Do you remember the original ‘Living Wage’? You have to be of a certain age – in excess of 40 – to remember a time when it meant something very different to what it does now. Here, in 2013, it is used by politicians in a modern unisexual context. In short, a wage that a person can reasonably live on, once all their outgoings are taken into account.

But, back in the Life on Mars world that was 1970s Britain, the Living Wage was part of a slogan used by the trades unions to mean the pay a working man had to bring home to support his wife and children. It was about as liberated as Andy Capp. Slowly, the Living Wage left the argot of industrial relations as the unions found themselves representing more and more working women. It is interesting that it is now re-appearing, with its gender specific heritage expunged.

Yet, if you are, like me, a once-working woman who has decided that running a family home warrants a ‘living wage’, you will find that this re-booted debate about how we value the work of women is poised to pass you by.

In fact, and I blush to say it, the old settlement suited me and others like me, better. Back in the Dark Ages of Blue Nun, Ford Cortinas and sheepskin coats, the Living Wage was inherently geared to a society which understood that a home-maker needed support and recognition.

All the major organs of state – the Treasury, employers and trades unions – recognised that, in terms of labour relations, the basic unit of economic production was a working man. And there was an implicit understanding in that solitary metric. A working man came with strings attached. There was his stay-at-home-wife, and his dependents. These were usually children, but often an elderly relative too.

Now, in these austere times, that might seem like an Atlas-like act of heavy financial lifting. But, back then, the biting winds of global competition were yet to arrive and it was possible (just about) to have a productive economy, capable of supporting an NHS, Welfare State, Armed Forces and the rest of it, on a fiscal model where only men were employed.

That has all changed. And let’s not pretend it is all because the political class and big business have decided that they want to work everyone – men AND women – harder. Many women saw home-making as domestic drudgery. A prison cell (Cell Block-H anyone?) they could not wait to escape.

The unions have responded to that and, indeed, some of our biggest now rely on a majority female membership (the first woman to become TUC General Secretary, Frances O’Grady, was elected last year).

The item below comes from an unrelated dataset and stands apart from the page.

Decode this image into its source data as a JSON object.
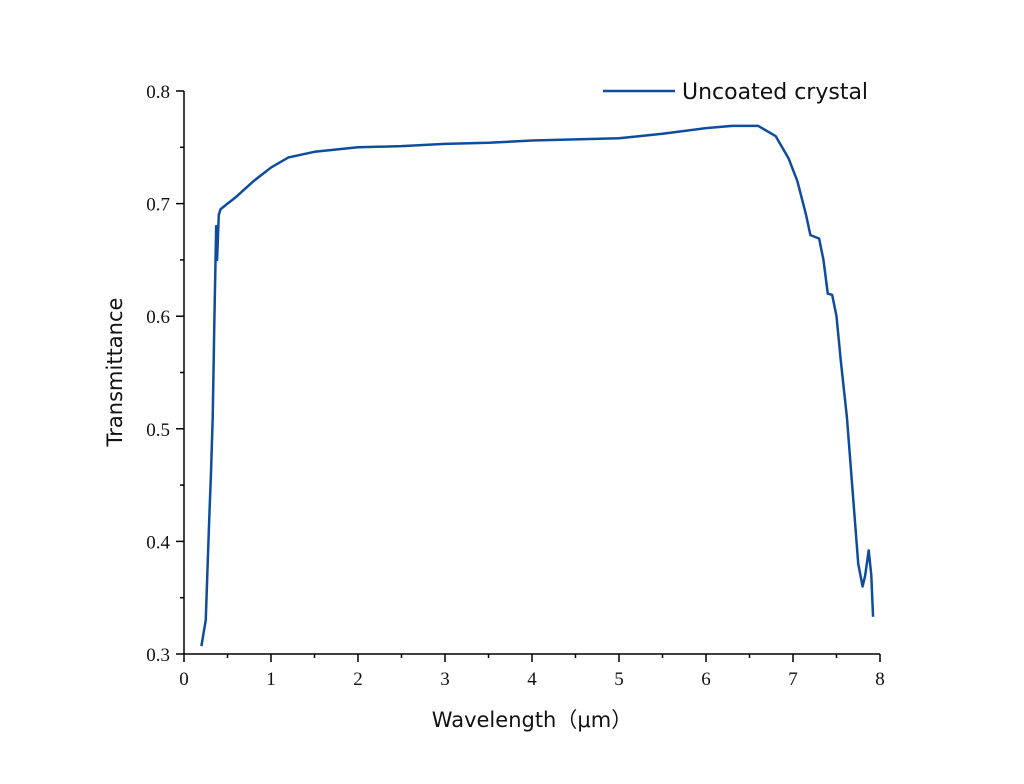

But, in their haste to revise what a Living Wage means, they have shown cloth-ears to those capable of producing the least noise – the women left behind by the rush to earn. Those who want to exercise a choice about how they serve the common good.

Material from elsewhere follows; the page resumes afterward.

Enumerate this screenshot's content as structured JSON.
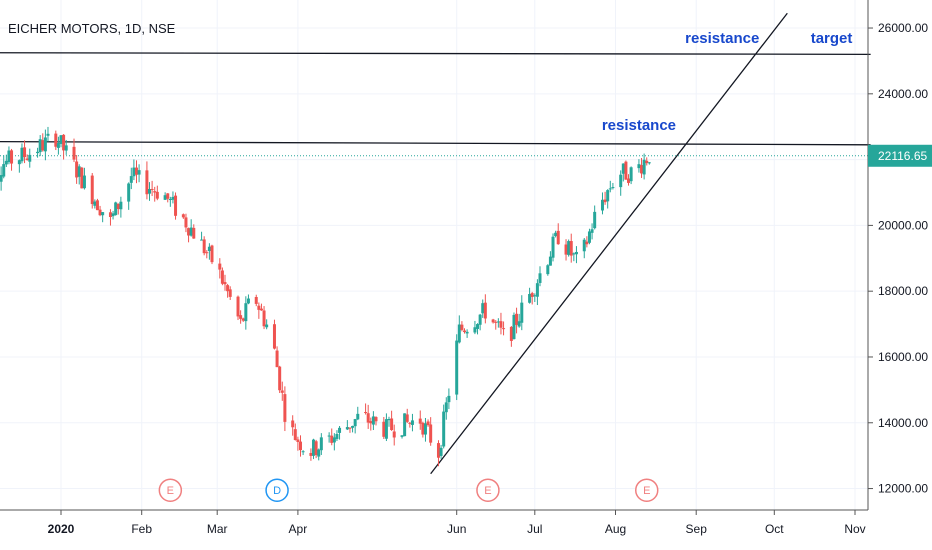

And, of course, part of the problem is that we cannot apply the yardsticks of cash to running a family home. There is no such thing as Performance-Related Parenting. No well-funded policy research department is crunching the statistics to work out how much money the country could save on expensive social care if only we gave a little bit of help to mothers who look after elderly relations at home.

The great Working Woman juggernaut will brook no opposition. The modern feminist war-cry is founded around the idea that without a career a woman is nothing. Whisper nostalgically about MIRAS – a tax break for stay-at-home-mums abolished by Gordon Brown – and you will be pigeon-holed as a swivel-eyed nutter. Cite evidence about Attachment Theory and the improved outcomes for children whose early years are spent being brought up by their actual parent, and you will be dismissed as a denier.

The semantic journey of the Living Wage, as it has come to be understood, tells us a lot about the direction of travel of modern socio-economics. The state no longer values the efforts of women who do not pay tax. It prefers to contract out child-rearing where possible and looks blankly at the idea that a well-run home can have social goods that are not immediately obvious. The passage of time is not the same thing as progress.